Backpropagation Explained: How Neural Networks Actually Learn
Master backpropagation with step-by-step derivations, computational graphs, and practical code examples. Learn exactly how gradients flow through neural networks.
Backpropagation Explained: How Neural Networks Actually Learn
“Backpropagation is the key algorithm that makes deep learning work.” — Geoffrey Hinton, Turing Award Winner
Every time you train a neural network, backpropagation runs millions of times. It’s the algorithm that computes gradients efficiently, enabling neural networks to learn from data. Yet many practitioners treat it as a black box.
In this comprehensive guide, you’ll understand backpropagation from first principles—with mathematical derivations, visual explanations, and practical code implementations.
What Is Backpropagation?
The Core Idea
Backpropagation (backward propagation of errors) is an algorithm for computing the gradient of the loss function with respect to every parameter in a neural network.
It has two key insights:
- Chain Rule Application: Gradients propagate backwards through the computational graph
- Efficient Reuse: Each intermediate gradient is computed once and reused
Forward Pass: Input → Layer 1 → Layer 2 → ... → Layer L → Loss
Backward Pass: Input ← Layer 1 ← Layer 2 ← ... ← Layer L ← Loss
↑ gradients flow backwards
Why Do We Need Backpropagation?
Without backpropagation, we’d need to compute gradients using finite differences:
$$\frac{\partial L}{\partial w_i} \approx \frac{L(w_1, …, w_i + h, …, w_n) - L(w_1, …, w_i, …, w_n)}{h}$$
For a model with n parameters, this requires n+1 forward passes! Modern models have billions of parameters—this would be computationally impossible.
Backpropagation computes all gradients in just TWO passes: one forward, one backward.

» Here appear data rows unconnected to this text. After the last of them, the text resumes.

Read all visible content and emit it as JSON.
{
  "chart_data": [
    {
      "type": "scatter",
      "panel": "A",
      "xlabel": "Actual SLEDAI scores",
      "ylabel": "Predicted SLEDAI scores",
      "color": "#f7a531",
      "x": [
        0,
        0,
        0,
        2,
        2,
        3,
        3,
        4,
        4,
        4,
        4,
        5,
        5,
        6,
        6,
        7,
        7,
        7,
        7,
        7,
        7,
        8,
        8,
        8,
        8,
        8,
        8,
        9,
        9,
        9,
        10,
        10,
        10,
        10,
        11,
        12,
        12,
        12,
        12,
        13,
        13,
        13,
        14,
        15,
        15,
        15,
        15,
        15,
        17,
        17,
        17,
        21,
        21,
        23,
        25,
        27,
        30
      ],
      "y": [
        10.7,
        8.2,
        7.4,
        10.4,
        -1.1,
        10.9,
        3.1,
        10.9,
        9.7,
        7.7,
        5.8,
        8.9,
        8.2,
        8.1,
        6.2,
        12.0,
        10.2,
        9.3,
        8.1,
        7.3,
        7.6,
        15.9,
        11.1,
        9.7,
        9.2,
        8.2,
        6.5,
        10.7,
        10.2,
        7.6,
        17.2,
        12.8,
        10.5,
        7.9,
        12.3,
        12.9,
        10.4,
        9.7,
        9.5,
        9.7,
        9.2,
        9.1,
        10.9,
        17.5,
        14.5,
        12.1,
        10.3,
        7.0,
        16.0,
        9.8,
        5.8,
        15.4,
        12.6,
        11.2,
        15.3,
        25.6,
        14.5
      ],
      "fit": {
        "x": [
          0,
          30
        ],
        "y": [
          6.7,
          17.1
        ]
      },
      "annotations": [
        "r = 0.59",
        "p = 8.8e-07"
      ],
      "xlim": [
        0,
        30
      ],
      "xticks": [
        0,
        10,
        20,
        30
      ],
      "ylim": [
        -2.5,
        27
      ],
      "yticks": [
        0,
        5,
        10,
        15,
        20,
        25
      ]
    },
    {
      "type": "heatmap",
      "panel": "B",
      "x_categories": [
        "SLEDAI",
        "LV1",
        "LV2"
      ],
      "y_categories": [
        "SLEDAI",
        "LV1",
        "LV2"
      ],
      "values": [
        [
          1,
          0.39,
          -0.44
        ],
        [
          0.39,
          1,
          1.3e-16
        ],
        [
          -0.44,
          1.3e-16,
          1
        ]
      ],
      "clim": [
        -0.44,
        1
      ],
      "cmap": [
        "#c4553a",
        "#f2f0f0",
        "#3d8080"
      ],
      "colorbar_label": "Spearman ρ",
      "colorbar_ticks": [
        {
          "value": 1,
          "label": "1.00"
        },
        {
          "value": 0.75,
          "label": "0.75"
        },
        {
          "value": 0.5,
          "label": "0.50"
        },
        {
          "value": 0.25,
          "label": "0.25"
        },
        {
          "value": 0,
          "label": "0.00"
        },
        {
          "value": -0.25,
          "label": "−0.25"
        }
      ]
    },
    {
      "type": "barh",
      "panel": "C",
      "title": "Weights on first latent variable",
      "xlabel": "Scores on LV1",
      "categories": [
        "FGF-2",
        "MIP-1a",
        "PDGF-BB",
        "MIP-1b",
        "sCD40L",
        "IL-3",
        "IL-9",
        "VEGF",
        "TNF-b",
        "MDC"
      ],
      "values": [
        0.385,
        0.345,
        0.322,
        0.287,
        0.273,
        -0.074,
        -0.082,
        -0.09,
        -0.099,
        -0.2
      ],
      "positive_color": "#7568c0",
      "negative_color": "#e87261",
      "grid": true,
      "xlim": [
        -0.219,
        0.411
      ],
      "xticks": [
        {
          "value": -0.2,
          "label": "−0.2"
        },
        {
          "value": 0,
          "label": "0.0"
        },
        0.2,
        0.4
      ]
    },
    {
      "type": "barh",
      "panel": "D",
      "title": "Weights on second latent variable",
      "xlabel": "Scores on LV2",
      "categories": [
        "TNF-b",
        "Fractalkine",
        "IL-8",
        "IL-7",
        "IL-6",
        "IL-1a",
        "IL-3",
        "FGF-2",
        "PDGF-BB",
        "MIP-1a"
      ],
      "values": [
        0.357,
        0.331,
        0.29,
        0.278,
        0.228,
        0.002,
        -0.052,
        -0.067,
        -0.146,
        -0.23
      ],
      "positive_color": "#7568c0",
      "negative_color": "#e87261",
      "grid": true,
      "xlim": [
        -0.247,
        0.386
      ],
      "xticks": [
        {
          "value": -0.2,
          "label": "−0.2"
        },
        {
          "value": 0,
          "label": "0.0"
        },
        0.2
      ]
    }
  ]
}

How Do Computational Graphs Work?
Building the Computation Graph
A computational graph represents the sequence of operations from input to output. Each node is an operation, each edge is data flowing between operations.
import numpy as np
# Example: y = (w * x + b)^2
# Computational graph:
#
# x ──┐
# ├──> mul ──> add ──> square ──> y
# w ──┘ ↑
# b
class ComputationalGraph:
"""Simple computational graph for demonstration."""
def __init__(self):
self.graph = []
def forward(self, x, w, b):
"""Build graph during forward pass."""
# Clear previous graph
self.graph = []
# Node 1: multiplication
self.z1 = w * x
self.graph.append(('mul', x, w, self.z1))
# Node 2: addition
self.z2 = self.z1 + b
self.graph.append(('add', self.z1, b, self.z2))
# Node 3: square
self.y = self.z2 ** 2
self.graph.append(('square', self.z2, None, self.y))
return self.y
def backward(self, dy=1.0):
"""Compute gradients using backpropagation."""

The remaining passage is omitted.